Once, arriving home, he found Lauren and her mother making fun of a pair of pink knit booties given by a member of the church. “Can you imagine putting such
a scratchy thing on a sweet baby’s foot?” Mrs. Slatin said.
And Lauren said, “Oh, Mommy, if you could have seen the awful baby shower they gave me. Such grim politeness—no fun at all!”
Mrs. Slatin went home. But then his own mother arrived, and, after two days, Lauren whispered to him fiercely, “I want her out of here. She thinks the baby is hers.”
“Oh, she’ll be gone soon,” he said. “I can’t just kick her out.”
“You certainly can,” Lauren said. And then: “Or maybe you can’t. God, you are such a scaredy-cat sometimes.”

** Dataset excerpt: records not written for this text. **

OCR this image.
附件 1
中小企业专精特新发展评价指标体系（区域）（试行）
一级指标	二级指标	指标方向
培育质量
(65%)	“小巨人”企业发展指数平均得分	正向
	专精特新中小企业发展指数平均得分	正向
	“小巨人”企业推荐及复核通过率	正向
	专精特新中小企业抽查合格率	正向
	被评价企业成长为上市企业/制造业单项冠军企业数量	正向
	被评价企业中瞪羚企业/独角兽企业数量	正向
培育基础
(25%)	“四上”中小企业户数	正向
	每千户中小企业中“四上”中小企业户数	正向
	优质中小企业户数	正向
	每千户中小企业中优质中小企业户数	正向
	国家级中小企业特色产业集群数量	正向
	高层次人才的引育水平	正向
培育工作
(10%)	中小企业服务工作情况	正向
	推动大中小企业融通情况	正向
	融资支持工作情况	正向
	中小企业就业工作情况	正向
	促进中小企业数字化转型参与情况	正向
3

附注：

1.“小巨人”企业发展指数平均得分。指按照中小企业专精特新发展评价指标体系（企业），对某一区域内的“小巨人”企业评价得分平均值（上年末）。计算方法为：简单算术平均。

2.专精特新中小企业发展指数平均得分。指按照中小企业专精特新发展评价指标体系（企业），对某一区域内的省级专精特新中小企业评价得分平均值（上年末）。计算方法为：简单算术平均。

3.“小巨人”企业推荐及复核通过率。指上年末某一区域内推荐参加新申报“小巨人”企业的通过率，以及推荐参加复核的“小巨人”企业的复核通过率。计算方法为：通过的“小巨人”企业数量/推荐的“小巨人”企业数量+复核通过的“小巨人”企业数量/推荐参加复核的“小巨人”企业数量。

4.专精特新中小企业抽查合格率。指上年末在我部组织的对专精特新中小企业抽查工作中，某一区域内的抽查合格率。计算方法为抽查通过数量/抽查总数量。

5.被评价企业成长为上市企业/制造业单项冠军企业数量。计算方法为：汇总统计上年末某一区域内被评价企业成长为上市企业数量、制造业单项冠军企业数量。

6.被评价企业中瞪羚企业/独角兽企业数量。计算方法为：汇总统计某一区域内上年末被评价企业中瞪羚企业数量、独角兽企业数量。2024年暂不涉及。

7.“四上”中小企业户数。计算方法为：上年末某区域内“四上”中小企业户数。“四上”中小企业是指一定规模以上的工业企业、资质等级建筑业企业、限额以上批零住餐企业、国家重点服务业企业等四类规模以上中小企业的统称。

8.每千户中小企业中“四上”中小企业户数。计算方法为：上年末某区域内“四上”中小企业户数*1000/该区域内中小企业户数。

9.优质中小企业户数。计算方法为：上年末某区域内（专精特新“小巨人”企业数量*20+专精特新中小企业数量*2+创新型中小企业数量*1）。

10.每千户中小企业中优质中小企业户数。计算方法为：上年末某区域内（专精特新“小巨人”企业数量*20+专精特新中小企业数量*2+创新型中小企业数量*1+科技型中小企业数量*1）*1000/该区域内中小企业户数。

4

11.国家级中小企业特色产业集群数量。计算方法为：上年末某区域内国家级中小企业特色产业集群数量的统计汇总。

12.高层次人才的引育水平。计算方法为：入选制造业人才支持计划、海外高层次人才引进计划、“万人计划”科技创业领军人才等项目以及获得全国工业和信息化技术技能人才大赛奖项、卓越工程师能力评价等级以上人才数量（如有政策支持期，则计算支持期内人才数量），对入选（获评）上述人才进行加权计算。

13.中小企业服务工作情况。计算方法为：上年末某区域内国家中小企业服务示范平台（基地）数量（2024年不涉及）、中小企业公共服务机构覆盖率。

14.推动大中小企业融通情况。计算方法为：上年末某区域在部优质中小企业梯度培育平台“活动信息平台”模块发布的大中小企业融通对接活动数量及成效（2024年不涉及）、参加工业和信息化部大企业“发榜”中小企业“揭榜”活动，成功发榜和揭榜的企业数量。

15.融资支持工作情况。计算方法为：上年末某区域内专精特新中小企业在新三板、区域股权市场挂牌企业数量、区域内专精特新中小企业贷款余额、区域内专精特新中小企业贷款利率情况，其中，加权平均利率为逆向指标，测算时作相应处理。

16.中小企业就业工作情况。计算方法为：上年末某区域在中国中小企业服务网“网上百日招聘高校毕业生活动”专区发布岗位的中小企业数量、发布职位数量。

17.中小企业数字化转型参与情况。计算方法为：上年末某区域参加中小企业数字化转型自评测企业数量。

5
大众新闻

The next morning at breakfast, while Lauren stayed upstairs, he said, “Mother, you’re a big help, you really are. But Lauren is anxious now to do the job alone.”
His mother said nothing. She put her coffee cup down, rose from the table, and went to pack her things. He followed her out to her car. “Mother, really—please come back quite soon. You know how it is—she needs to get a schedule going on her own.”
Without a word, his mother drove away.
He telephoned Belle from the church. Belle said, “Tyler, she did this to us all the time growing up.”
“Did what?”
“The silent treatment.”
“She did?”
“She sure did. Welcome to the club. Tom’d just as soon take a baseball bat to her head.”
“Belle, good Lord.”
“Tyler, good-bye.”
At the baptism, performed by George Atwood, both families seemed congenial, and Tyler gave great thanks. He thought, watching the child held in Lauren’s arms, standing next to the chapel window that said WORSHIP THE LORD IN THE BEAUTY OF HOLINESS, while George Atwood was bringing his daughter into the community of Christian life, that it might have been the happiest moment of his life.
Still, the baby’s crying frightened him. Sometimes she cried for more than an hour, her tiny face wrinkled in a rage that astonished him. “What does she want?” he asked.